En dehors des grandes exclusions traditionnelles précédemment citées, Triodos va exclure toutes les énergies fossiles, que cela soit l’exploration, la production ou la distribution. Sont donc écartés le gaz, le gaz de schiste, le pétrole, les énergies conventionnelles et non conventionnelles. À cela vont notamment s’ajouter des exclusions sur l’armement, sur les polluants organiques persistants, les pesticides et les OGM.

« On se doit d’avoir une grille d’exclusion importante, quitte à avoir des disparités sectorielles fortes dans les portefeuilles »

Scala Patrimoine. Les labels dédiés à l’investissement responsable doivent-ils renforcer leurs politiques dans ce domaine ?

Oui, et ils doivent renforcer ces exclusions sectorielles, notamment à cause d’une disparité entre les labels au niveau européen. L’un des labels les plus avancés sur les exclusions est le label belge Towards Sustainability. Or, celui-ci est lui-même en train de se réformer pour être encore plus strict. Le label allemand FNG ou le Swan Ecolabel dans les pays nordiques sont également très stricts sur les exclusions appliquées.

En France, nous avons une variété de labels (Label GreenFin, Le Label Finansol sur la finance solidaire ou encore le label ISR). Le Label ISR fait d’ailleurs aussi l’Object d’une réforme d’envergure. Mais jusqu’à présent, nous dirons poliment que nous ne sommes pas au niveau des attentes européennes concernant les exclusions, notamment sur les énergies fossiles.

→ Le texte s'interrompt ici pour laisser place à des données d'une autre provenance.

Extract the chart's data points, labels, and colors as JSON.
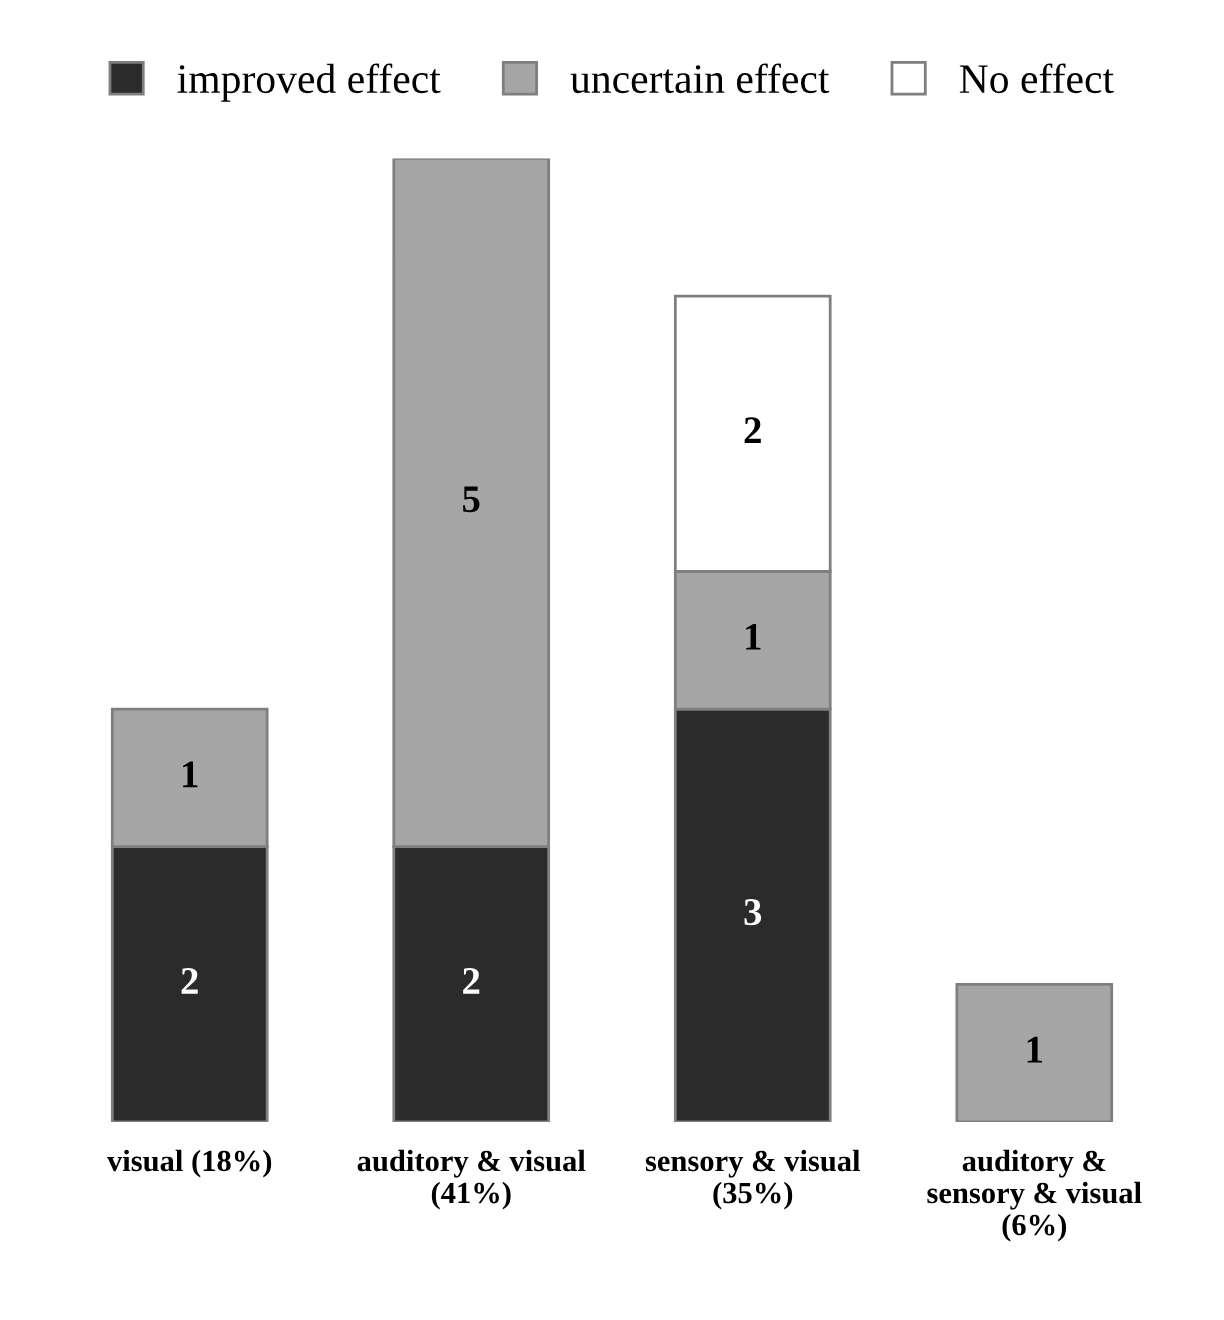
{
  "chart_data": {
    "type": "bar",
    "stacked": true,
    "categories": [
      "visual (18%)",
      "auditory & visual\n(41%)",
      "sensory & visual\n(35%)",
      "auditory &\nsensory & visual\n(6%)"
    ],
    "series": [
      {
        "name": "improved effect",
        "color": "#2b2b2b",
        "values": [
          2,
          2,
          3,
          null
        ]
      },
      {
        "name": "uncertain effect",
        "color": "#a6a6a6",
        "values": [
          1,
          5,
          1,
          1
        ]
      },
      {
        "name": "No effect",
        "color": "#ffffff",
        "values": [
          null,
          null,
          2,
          null
        ]
      }
    ],
    "data_labels": true,
    "legend": "top",
    "grid": false,
    "tick_labels": "x"
  }
}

Ces derniers mois, ce débat a d’ailleurs pris beaucoup d’énergie et de temps lors des discussions autour de la réforme de ce label.

Scala Patrimoine. Ces différentes exclusions s’opposent-elles aux approches reposant sur l’inclusion, autrement dit la progression des entreprises se trouvant dans des secteurs peu vertueux par nature ?

L’inclusion des sociétés les moins vertueuses est un vrai débat, notamment en France. Et je pense que c’est lié à la perception que nous avons de l’investissement responsable. Le respect des critères ESG, souvent mis en avant dans le cadre de l’investissement responsable, et l’investissement à impact sont pourtant deux choses différentes. Lorsqu’un gérant adopte des critères environnementaux, sociaux ou de gouvernance, il peut être en mesure d’inclure des sociétés peu vertueuses au sein de son portefeuille, tout simplement parce qu’elles remplissent un certain nombre de critères, adoptent une approche ou implémentent des changements considérés comme pertinents.

Mais si les investisseurs veulent vraiment avoir un impact positif sur la société, sur l’environnement, il ne me semble guère possible de faire l’impasse sur ces exclusions, notamment sur les énergies fossiles. Prenons l’exemple d’une grande société comme Total Énergies. Certes, le groupe français est en train d’essayer de changer, en investissant dans les énergies renouvelables. Mais le problème, c’est qu’en parallèle ils continuent de mettre en œuvre des activités et des projets portant une atteinte très importante à l’environnement. C’est notamment le cas avec projet EACOP en Afrique de l’Est. Cela soulève de nombreuses interrogations sur la dimension responsable d’un investissement. Et c’est sur ces points que Triodos IM n’est pas d’accord. On se doit d’avoir une grille d’exclusion importante, quitte à avoir des disparités sectorielles fortes dans les portefeuilles.